I’m trying to move a CUDA designed program to FPGA and it involved a lot of FFT of images.

In the documentation of cuFFT, it’s mentioned that for 2d R2C the output will be N1*(N2/2+1)(Complex) for N1*N2(real) input because of it skips the Hermitian symmetry part; and N1*N2(real) for N1*(N2/2+1)(Complex) input with 2d C2R.

So same as in FFTW, the first dimension ffts for 2d R2C are taking advantage of Hermitian symmetry and use half of the original points fft, and second dimension is normal ffts, this will give us the N1*(N2/2+1), I simulate this in Matlab correctly.

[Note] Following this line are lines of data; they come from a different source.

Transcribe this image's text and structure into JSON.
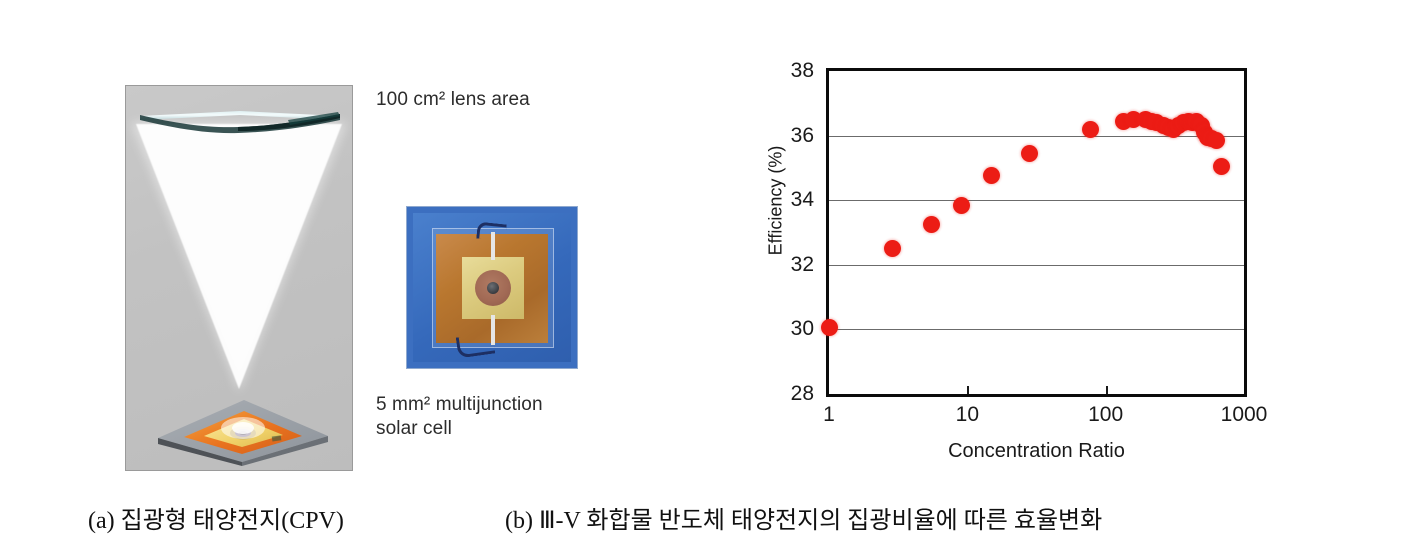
{
  "figure": {
    "panel_a": {
      "caption": "(a) 집광형 태양전지(CPV)",
      "lens_area_label": "100 cm² lens area",
      "cell_area_label": "5 mm² multijunction\nsolar cell",
      "illustration_name": "cpv-concentrator-illustration",
      "photo_name": "multijunction-solar-cell-photo"
    },
    "panel_b": {
      "caption": "(b)  Ⅲ-V 화합물 반도체 태양전지의 집광비율에 따른 효율변화"
    }
  },
  "chart_data": {
    "type": "scatter",
    "title": "",
    "xlabel": "Concentration Ratio",
    "ylabel": "Efficiency (%)",
    "xscale": "log",
    "xlim": [
      1,
      1000
    ],
    "ylim": [
      28,
      38
    ],
    "grid": true,
    "legend": null,
    "marker_color": "#ec1c15",
    "xticks": [
      "1",
      "10",
      "100",
      "1000"
    ],
    "xtick_values": [
      1,
      10,
      100,
      1000
    ],
    "yticks": [
      "28",
      "30",
      "32",
      "34",
      "36",
      "38"
    ],
    "ytick_values": [
      28,
      30,
      32,
      34,
      36,
      38
    ],
    "points": [
      {
        "x": 1,
        "y": 30.05
      },
      {
        "x": 2.9,
        "y": 32.5
      },
      {
        "x": 5.5,
        "y": 33.25
      },
      {
        "x": 9,
        "y": 33.85
      },
      {
        "x": 15,
        "y": 34.75
      },
      {
        "x": 28,
        "y": 35.45
      },
      {
        "x": 78,
        "y": 36.2
      },
      {
        "x": 135,
        "y": 36.45
      },
      {
        "x": 160,
        "y": 36.5
      },
      {
        "x": 195,
        "y": 36.5
      },
      {
        "x": 215,
        "y": 36.45
      },
      {
        "x": 235,
        "y": 36.4
      },
      {
        "x": 260,
        "y": 36.3
      },
      {
        "x": 285,
        "y": 36.25
      },
      {
        "x": 310,
        "y": 36.2
      },
      {
        "x": 335,
        "y": 36.3
      },
      {
        "x": 365,
        "y": 36.4
      },
      {
        "x": 395,
        "y": 36.45
      },
      {
        "x": 425,
        "y": 36.4
      },
      {
        "x": 455,
        "y": 36.45
      },
      {
        "x": 490,
        "y": 36.3
      },
      {
        "x": 520,
        "y": 36.1
      },
      {
        "x": 545,
        "y": 35.95
      },
      {
        "x": 585,
        "y": 35.9
      },
      {
        "x": 630,
        "y": 35.85
      },
      {
        "x": 690,
        "y": 35.05
      }
    ]
  }
}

But I’m stuck with the inverse 2d C2R FFT, it takes N1*(N2/2+1) Complex number input so the horizontal ffts should be using the Hermitian symmetry reduction method and vertical ffts are the normal ffts, but no matter how I ordered the input, interchanged the fft methods, the Matlab simulation couldn’t get the same result as cuFFT.

My Matlab design is referencing this method: http://processors.wiki.ti.com/index.php/Efficient_FFT_Computation_of_Real_Input

It has some mistakes but I found it and proved it works perfectly for 1d ffts.

For proper input that’s transformed form 2d R2C fft, both cuFFT and my Matlab simulation can inverse transform it back, but when the input is random, the output are different (except for the the top row excluding first number).

It must be doing some optimizing tricks that assumes input data are properly transformed form 2d fft because when the input is random the output is actually wrong.

Why do I care? Because I’m doing some processing in the frequency domain so I’m not sure the input for C2R will be properly laid out.

Anyone know what’s going on behind the 2d C2R fft in cuFFT? Thank you!